Academic News
Malaria is a disease caused by the Plasmodium parasite. According to the World Health Organization, approximately 50% of the global population lives in areas with a high risk of malaria infection, making the development of antimalarial drugs an urgent priority. Professor Wang Chien-Chia, Dean of the College of Health Sciences and Technology at National Central University, and his research team made a significant breakthrough in genetic research, providing new insights for antimalarial drug development. Their findings were published in the prestigious journal Nucleic Acids Research.
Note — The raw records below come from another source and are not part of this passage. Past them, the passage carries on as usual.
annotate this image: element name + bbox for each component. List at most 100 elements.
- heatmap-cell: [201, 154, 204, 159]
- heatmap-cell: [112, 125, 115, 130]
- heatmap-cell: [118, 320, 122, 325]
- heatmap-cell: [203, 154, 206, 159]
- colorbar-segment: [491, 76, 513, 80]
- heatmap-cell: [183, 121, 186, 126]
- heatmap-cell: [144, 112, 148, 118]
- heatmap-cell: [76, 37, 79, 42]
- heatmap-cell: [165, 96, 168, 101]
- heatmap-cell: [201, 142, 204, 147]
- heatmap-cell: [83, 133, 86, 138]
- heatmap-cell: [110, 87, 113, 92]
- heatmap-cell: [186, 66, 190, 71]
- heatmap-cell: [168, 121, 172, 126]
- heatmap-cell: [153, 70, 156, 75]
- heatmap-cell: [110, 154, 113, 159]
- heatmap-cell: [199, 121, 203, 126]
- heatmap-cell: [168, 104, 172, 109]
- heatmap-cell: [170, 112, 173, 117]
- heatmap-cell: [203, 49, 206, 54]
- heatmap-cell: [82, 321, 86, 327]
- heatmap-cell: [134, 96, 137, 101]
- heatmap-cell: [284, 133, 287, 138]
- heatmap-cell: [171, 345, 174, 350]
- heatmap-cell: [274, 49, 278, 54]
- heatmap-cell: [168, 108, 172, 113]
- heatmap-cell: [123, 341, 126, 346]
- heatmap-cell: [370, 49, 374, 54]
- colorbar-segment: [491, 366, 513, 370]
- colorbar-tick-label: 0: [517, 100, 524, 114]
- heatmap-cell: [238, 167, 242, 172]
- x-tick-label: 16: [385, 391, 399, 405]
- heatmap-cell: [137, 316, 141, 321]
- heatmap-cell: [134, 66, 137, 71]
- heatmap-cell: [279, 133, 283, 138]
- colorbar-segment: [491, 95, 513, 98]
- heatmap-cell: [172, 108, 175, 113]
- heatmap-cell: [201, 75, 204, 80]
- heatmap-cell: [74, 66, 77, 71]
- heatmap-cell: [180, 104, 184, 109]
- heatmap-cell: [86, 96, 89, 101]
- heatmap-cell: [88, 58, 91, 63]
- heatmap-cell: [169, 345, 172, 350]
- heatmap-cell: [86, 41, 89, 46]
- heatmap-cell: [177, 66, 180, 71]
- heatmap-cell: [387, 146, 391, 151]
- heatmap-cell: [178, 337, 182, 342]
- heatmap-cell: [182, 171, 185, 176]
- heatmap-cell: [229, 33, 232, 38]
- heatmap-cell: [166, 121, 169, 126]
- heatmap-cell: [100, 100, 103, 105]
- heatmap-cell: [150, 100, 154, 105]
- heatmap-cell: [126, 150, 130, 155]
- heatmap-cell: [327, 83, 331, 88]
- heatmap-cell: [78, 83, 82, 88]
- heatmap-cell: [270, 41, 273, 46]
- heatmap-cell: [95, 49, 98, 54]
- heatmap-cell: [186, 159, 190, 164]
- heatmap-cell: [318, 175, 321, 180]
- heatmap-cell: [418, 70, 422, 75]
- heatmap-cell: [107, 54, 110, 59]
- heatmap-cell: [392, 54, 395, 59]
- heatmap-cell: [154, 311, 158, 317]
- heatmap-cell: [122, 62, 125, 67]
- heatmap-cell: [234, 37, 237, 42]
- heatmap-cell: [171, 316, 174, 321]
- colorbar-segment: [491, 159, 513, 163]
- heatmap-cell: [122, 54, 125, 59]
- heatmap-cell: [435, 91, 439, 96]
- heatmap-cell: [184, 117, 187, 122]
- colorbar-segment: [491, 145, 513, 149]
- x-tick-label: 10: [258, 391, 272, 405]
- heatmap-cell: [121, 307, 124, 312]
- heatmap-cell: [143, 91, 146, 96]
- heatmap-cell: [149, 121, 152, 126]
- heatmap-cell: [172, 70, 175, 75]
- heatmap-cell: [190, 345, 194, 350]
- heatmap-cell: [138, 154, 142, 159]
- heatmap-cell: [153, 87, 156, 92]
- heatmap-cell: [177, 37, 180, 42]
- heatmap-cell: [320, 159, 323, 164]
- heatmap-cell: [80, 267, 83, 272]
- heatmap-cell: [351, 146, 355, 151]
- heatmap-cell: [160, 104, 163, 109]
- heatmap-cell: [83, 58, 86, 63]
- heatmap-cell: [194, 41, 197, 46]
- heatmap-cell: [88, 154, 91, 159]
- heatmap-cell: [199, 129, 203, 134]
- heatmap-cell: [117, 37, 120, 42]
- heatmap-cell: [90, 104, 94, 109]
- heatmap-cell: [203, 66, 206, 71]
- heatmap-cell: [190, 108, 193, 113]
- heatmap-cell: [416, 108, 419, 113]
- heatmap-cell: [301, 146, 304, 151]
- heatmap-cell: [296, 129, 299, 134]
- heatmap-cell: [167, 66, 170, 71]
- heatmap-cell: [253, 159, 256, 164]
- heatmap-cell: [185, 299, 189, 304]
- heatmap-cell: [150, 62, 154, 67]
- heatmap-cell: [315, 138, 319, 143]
Professor Wang's research team discovered that Bacillus thuringiensis (Bt), unlike other bacteria, carries an additional Prolyl-tRNA synthetase (ProRS), which was transferred from eukaryotic cells to bacteria via gene transfer. However, the protein structure of this ProRS has changed, making it more similar to bacterial ProRS, and giving the bacteria resistance to the antimalarial drug halofuginone (HF).
During evolution, the eukaryotic-type ProRS in Bt adapted its structure to efficiently recognize bacterial tRNA, helping Bt survive under various environmental pressures. Most notably, this eukaryotic-type ProRS exhibits significantly higher resistance to HF than other known eukaryotic ProRS.
Many foreign research teams are currently working on HF derivatives for the development of treatments against parasitic infections such as malaria, toxoplasmosis, and cryptosporidiosis. HF is seen as a promising candidate for future clinical applications.